New Entry Level Requirement Guidelines for First Officers Will Help Level the Playing Field for Passengers on Regional Airlines

Buffalo, New York- November 15, 2012 – In response to recent propaganda efforts by the airline industry to pressure the FAA into watering down a rulemaking on entry level pilot qualifications due by next August, the ‘Families of Continental (now United) Flight 3407’ strongly condemned characterizations by the regional airline industry that stronger experience requirements would create a drastic pilot shortage, and called on the Obama administration to stand firm with its previously-announced proposal. “It is our sincere hope that OMB (the White House Office of Management and Budget), DOT, and FAA will see through this smokescreen and do the right thing for the flying public when they finalize this new rule,” stated Scott Maurer of Moore, South Carolina, who lost his thirty-year-old daughter Lorin.


“It is disheartening to see the Regional Airline Association testify in front of Congress and our group last April that they are on board and fully prepared to meet these requirements, and then turn around like this and try to paint a picture that the sky is falling. This legislation was a unanimously-supported bipartisan effort by Congress to ensure that regional airlines make the same commitment to and investment in safety as the major airlines, and we are counting on the Obama administration to execute Congress’s intent. If you are the regional airlines, you shouldn’t be complaining about older pilots retiring and other pilots moving to work in other countries when the root cause of the problem lies in paying your first officers $18,000 a year.
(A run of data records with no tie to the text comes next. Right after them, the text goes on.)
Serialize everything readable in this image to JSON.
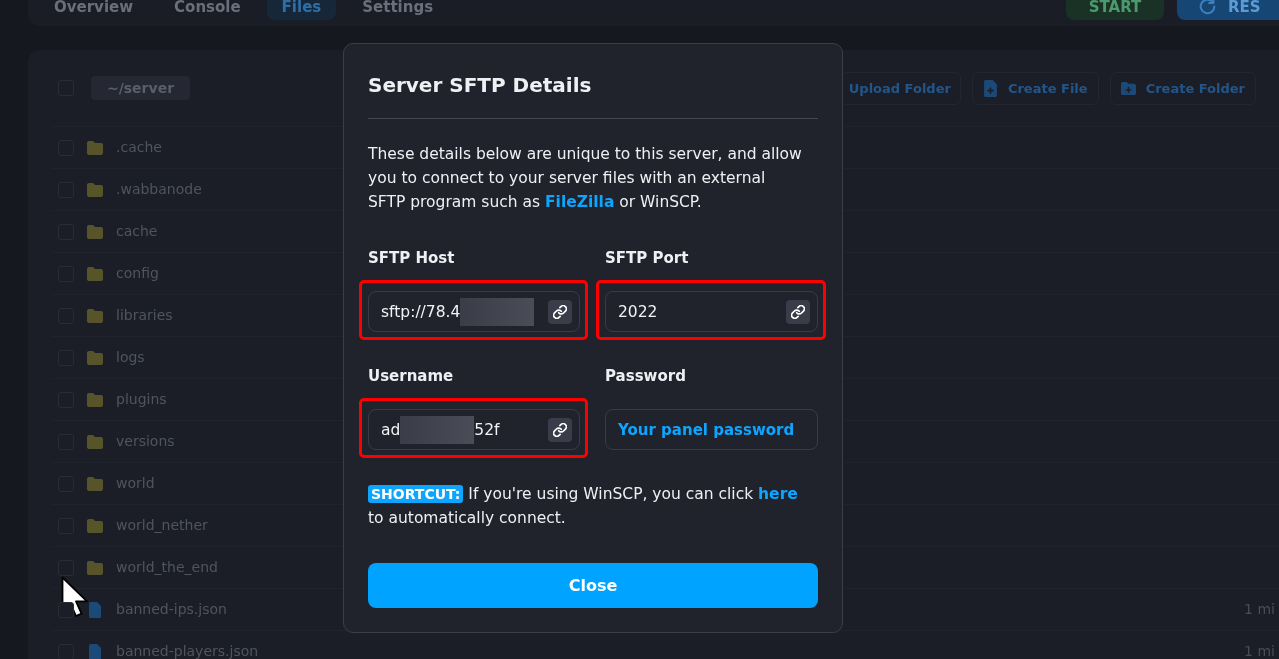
{
  "app": {
    "tabs": [
      {
        "label": "Overview",
        "selected": false
      },
      {
        "label": "Console",
        "selected": false
      },
      {
        "label": "Files",
        "selected": true
      },
      {
        "label": "Settings",
        "selected": false
      }
    ],
    "power_buttons": [
      {
        "label": "START",
        "kind": "start"
      },
      {
        "label": "RES",
        "kind": "restart"
      }
    ],
    "path": {
      "label": "~/server",
      "checked": false
    },
    "toolbar": [
      {
        "label": "Upload Folder",
        "kind": "upload-folder"
      },
      {
        "label": "Create File",
        "kind": "create-file"
      },
      {
        "label": "Create Folder",
        "kind": "create-folder"
      }
    ],
    "files": [
      {
        "name": ".cache",
        "kind": "folder",
        "checked": false
      },
      {
        "name": ".wabbanode",
        "kind": "folder",
        "checked": false
      },
      {
        "name": "cache",
        "kind": "folder",
        "checked": false
      },
      {
        "name": "config",
        "kind": "folder",
        "checked": false
      },
      {
        "name": "libraries",
        "kind": "folder",
        "checked": false
      },
      {
        "name": "logs",
        "kind": "folder",
        "checked": false
      },
      {
        "name": "plugins",
        "kind": "folder",
        "checked": false
      },
      {
        "name": "versions",
        "kind": "folder",
        "checked": false
      },
      {
        "name": "world",
        "kind": "folder",
        "checked": false
      },
      {
        "name": "world_nether",
        "kind": "folder",
        "checked": false
      },
      {
        "name": "world_the_end",
        "kind": "folder",
        "checked": false
      },
      {
        "name": "banned-ips.json",
        "kind": "file",
        "checked": false,
        "modified": "1 mi"
      },
      {
        "name": "banned-players.json",
        "kind": "file",
        "checked": false,
        "modified": "1 mi"
      }
    ]
  },
  "dialog": {
    "title": "Server SFTP Details",
    "intro": {
      "text": "These details below are unique to this server, and allow\nyou to connect to your server files with an external\nSFTP program such as",
      "link": "FileZilla",
      "text_after": "or WinSCP."
    },
    "fields": [
      {
        "label": "SFTP Host",
        "kind": "copyable",
        "value": "sftp://78.4",
        "redacted": true,
        "highlighted": true
      },
      {
        "label": "SFTP Port",
        "kind": "copyable",
        "value": "2022",
        "redacted": false,
        "highlighted": true
      },
      {
        "label": "Username",
        "kind": "copyable",
        "value": "ad",
        "value_after": "52f",
        "redacted": true,
        "highlighted": true
      },
      {
        "label": "Password",
        "kind": "link",
        "value": "Your panel password",
        "redacted": false,
        "highlighted": false
      }
    ],
    "shortcut": {
      "badge": "SHORTCUT:",
      "text": "If you're using WinSCP, you can click",
      "link": "here",
      "text_after": "\nto automatically connect."
    },
    "close_button": "Close"
  }
}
Lorin and everyone else on the flight deserved so much better.”

The group praised a recent interview on CBS This Morning by Captain Chesley ‘Sully’ Sullenberger of the ‘Miracle on the Hudson’ in which he highlighted the necessity of the higher entry level requirements to raise the safety standards for regional airlines (;fdmodule). The past decade has seen a significant disparity between the performance of the regional carriers and the major airline partners, as there has not been a fatal crash on a major airline since 2001, with all six fatal crashes in the interim occurring on regional carriers. Flight 3407 exposed significant safety deficiencies at the regional carrier Colgan Air, including the hiring and training of its pilots, as well as a lack of investment in industry-wide best practice safety programs. Seeking to address the deficiencies at Colgan and other regional carriers spotlighted by an NTSB investigation into the causes of the crash, Congress passed landmark aviation safety legislation in 2010.

“Beverly and the other victims learned the hard way that there will always be a temptation for a regional airline to try to win the ‘Race to the Bottom’ and adhere to the barest minimum safety standards possible, all in the interest of submitting the lowest possible bid,” stated Susan Bourque, of East Aurora, New York who lost her sister, Beverly Eckert, a noted 9/11 widow and activist. “That is why it is so important that OMB, DOT, and FAA come through with these new requirements that will significantly address the issues of experience, training, fatigue, and investment in safety management programs at some of these regional airlines. These proposed new Airline Transport Pilot license requirements will provide for both increased qualitative AND quantitative experience for entry-level pilots. As Captain Sullenberger emphasized in his interview and exemplified so well himself, experience truly does matter, and regional airline passengers deserve better than to be sitting in the back of the plane where a young first officer is still receiving a significant amount of his or her training on the job. It is sadly too late for us, but hopefully these strong new requirements will help us achieve this elusive ‘One Level of Safety’ between our nation’s major and regional carriers that has been so severely lacking in the past ten years.”